Answer
$$\frac{\partial z}{\partial x}=\frac{y^3-x^2y}{(x^2+y^2)^2}$$
$$\frac{\partial z}{\partial y}=\frac{x^3-y^2x}{(x^2+y^2)^2}$$
Work Step by Step
To solve both partial derivatives we will use quotient rule.

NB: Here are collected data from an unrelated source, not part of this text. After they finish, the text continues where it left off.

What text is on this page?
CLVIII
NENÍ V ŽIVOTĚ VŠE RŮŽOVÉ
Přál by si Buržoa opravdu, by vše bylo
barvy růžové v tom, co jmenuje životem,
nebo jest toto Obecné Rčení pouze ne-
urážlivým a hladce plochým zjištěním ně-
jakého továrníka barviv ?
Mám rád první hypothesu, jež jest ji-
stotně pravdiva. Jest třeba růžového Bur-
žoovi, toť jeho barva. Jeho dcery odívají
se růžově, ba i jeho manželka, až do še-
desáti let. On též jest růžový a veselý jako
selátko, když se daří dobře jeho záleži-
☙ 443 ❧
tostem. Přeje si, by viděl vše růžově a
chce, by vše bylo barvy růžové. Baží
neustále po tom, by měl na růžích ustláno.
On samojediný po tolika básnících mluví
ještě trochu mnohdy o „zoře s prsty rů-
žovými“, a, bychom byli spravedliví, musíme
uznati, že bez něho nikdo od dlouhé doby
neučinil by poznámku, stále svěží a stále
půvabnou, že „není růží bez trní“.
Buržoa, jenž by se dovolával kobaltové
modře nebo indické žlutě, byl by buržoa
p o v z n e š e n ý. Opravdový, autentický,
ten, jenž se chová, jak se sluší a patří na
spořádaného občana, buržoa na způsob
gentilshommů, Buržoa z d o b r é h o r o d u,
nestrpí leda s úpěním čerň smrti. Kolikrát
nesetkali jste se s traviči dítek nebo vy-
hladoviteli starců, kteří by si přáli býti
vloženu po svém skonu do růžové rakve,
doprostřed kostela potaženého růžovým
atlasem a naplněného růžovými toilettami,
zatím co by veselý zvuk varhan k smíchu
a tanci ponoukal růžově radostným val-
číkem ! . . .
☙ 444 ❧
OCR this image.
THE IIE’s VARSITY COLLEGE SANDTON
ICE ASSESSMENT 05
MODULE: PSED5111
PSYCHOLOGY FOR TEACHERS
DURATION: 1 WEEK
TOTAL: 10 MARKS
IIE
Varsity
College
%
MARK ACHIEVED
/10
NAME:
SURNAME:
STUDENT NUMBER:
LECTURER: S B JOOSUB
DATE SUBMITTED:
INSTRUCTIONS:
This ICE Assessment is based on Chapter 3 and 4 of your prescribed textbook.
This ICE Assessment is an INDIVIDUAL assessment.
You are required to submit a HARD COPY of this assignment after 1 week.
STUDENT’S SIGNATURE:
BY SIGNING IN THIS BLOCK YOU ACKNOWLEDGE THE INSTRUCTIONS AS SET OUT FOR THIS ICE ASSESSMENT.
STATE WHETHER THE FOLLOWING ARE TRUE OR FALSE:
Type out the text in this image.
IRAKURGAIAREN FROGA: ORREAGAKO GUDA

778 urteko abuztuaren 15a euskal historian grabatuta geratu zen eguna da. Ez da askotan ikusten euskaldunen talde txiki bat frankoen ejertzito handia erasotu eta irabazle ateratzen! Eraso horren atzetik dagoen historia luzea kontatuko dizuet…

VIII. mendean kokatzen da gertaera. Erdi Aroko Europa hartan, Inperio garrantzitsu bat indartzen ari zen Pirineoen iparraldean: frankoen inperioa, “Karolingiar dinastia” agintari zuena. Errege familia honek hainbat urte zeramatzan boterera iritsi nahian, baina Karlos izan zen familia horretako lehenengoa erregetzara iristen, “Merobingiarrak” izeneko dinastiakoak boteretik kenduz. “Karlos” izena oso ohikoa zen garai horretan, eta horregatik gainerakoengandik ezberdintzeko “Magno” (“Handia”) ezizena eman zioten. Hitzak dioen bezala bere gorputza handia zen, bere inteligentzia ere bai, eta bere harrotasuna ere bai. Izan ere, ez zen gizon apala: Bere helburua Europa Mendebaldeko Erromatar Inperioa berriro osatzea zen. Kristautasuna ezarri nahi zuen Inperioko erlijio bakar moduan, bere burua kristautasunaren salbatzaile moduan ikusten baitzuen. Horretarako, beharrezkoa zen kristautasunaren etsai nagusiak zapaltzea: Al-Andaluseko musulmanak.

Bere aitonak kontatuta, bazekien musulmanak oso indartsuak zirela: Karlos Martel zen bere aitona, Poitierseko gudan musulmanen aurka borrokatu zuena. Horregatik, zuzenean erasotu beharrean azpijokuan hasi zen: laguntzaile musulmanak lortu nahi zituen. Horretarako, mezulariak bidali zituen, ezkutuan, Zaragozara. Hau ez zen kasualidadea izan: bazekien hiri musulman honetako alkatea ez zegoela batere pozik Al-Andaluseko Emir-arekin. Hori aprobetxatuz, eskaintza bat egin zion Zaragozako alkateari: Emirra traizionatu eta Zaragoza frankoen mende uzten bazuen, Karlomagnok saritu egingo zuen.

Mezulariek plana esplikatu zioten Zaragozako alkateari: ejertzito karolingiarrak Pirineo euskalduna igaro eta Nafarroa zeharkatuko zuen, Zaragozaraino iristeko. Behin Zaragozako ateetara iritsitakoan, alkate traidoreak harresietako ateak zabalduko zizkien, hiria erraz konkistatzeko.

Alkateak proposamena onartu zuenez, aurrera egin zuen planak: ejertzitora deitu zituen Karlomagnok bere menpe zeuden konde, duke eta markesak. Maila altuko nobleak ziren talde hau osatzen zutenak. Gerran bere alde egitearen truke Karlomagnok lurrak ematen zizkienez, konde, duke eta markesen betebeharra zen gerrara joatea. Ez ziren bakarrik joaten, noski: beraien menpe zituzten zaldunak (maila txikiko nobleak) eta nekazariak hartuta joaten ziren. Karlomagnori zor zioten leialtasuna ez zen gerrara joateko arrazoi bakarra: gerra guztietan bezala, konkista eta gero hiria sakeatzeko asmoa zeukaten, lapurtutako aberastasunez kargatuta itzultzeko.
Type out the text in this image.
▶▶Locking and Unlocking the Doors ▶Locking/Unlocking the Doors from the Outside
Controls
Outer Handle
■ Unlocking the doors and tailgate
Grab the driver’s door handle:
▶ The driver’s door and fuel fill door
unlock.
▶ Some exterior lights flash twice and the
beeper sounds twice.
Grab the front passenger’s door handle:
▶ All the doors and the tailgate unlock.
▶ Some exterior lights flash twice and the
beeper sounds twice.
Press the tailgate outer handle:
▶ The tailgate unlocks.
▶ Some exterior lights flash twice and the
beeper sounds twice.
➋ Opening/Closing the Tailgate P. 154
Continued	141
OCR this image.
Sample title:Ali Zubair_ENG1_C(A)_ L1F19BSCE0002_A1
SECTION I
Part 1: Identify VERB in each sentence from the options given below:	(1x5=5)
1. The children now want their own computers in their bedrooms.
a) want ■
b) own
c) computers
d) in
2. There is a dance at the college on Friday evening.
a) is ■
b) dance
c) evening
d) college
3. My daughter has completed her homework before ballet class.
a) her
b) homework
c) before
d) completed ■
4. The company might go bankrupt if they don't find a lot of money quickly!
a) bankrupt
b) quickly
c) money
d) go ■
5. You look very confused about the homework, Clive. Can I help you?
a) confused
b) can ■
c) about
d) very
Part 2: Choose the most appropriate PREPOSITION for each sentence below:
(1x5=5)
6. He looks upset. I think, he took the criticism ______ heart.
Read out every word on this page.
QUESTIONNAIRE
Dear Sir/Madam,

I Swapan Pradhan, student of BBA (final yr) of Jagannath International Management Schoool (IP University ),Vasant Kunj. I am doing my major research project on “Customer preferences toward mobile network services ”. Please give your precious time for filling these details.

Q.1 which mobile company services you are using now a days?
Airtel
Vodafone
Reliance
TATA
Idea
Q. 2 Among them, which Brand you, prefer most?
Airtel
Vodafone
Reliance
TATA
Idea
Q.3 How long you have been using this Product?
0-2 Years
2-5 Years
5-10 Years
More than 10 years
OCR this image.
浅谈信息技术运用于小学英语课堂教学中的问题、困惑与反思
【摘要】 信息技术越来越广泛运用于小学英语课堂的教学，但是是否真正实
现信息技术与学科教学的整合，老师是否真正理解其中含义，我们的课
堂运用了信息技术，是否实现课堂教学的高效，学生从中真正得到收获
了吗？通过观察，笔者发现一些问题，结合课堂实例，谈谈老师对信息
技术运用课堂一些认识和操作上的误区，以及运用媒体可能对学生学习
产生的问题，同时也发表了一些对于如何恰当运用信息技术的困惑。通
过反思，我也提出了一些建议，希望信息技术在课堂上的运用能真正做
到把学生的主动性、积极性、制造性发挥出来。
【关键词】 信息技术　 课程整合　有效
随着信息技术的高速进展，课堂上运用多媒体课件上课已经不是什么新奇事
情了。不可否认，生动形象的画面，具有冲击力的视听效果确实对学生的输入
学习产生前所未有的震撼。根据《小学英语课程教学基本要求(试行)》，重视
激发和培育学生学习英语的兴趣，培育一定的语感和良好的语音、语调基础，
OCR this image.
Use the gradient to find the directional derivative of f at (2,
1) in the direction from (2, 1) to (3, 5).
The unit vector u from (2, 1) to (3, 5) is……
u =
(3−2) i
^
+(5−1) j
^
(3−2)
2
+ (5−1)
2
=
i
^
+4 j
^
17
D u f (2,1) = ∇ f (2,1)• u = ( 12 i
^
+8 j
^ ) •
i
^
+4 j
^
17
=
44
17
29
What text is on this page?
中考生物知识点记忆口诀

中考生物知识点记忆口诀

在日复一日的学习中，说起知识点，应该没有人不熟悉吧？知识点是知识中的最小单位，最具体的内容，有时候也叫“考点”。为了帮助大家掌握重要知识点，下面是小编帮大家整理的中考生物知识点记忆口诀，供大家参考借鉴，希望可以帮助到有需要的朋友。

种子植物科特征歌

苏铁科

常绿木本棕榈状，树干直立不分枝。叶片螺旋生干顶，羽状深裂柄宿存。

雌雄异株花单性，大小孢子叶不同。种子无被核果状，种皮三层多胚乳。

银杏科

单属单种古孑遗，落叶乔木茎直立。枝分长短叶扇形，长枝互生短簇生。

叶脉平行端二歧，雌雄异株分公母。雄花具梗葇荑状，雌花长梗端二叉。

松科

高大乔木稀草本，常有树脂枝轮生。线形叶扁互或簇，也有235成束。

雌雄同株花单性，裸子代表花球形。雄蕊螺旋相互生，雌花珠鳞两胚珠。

The partial derivative with respect to $x$ is:
$$\frac{\partial z}{\partial x}=\frac{\partial }{\partial x}\left(\frac{xy}{x^2+y^2}\right)=\frac{(x^2+y^2)\frac{\partial }{\partial x}(xy)-xy\frac{\partial }{\partial x}(x^2+y^2)}{(x^2+y^2)^2}=\frac{(x^2+y^2)\cdot y-xy\cdot2x}{(x^2+y^2)^2}=\frac{x^2y+y^3-2x^2y}{(x^2+y^2)^2}=\frac{y^3-x^2y}{(x^2+y^2)^2}$$
because $y$ is treated as a constant.
The partial derivative with respect to $y$ is:
$$\frac{\partial z}{\partial y}=\frac{\partial }{\partial y}\left(\frac{xy}{x^2+y^2}\right)=\frac{(x^2+y^2)\frac{\partial}{\partial y}(xy)-xy\frac{\partial }{\partial y}(x^2+y^2)}{(x^2+y^2)^2}=\frac{(x^2+y^2)\cdot x-xy\cdot2y}{(x^2+y^2)^2}=\frac{x^3+y^2x-2y^2x}{(x^2+y^2)^2}=\frac{x^3-y^2x}{(x^2+y^2)^2}$$
because now $x$ is treated as a constant.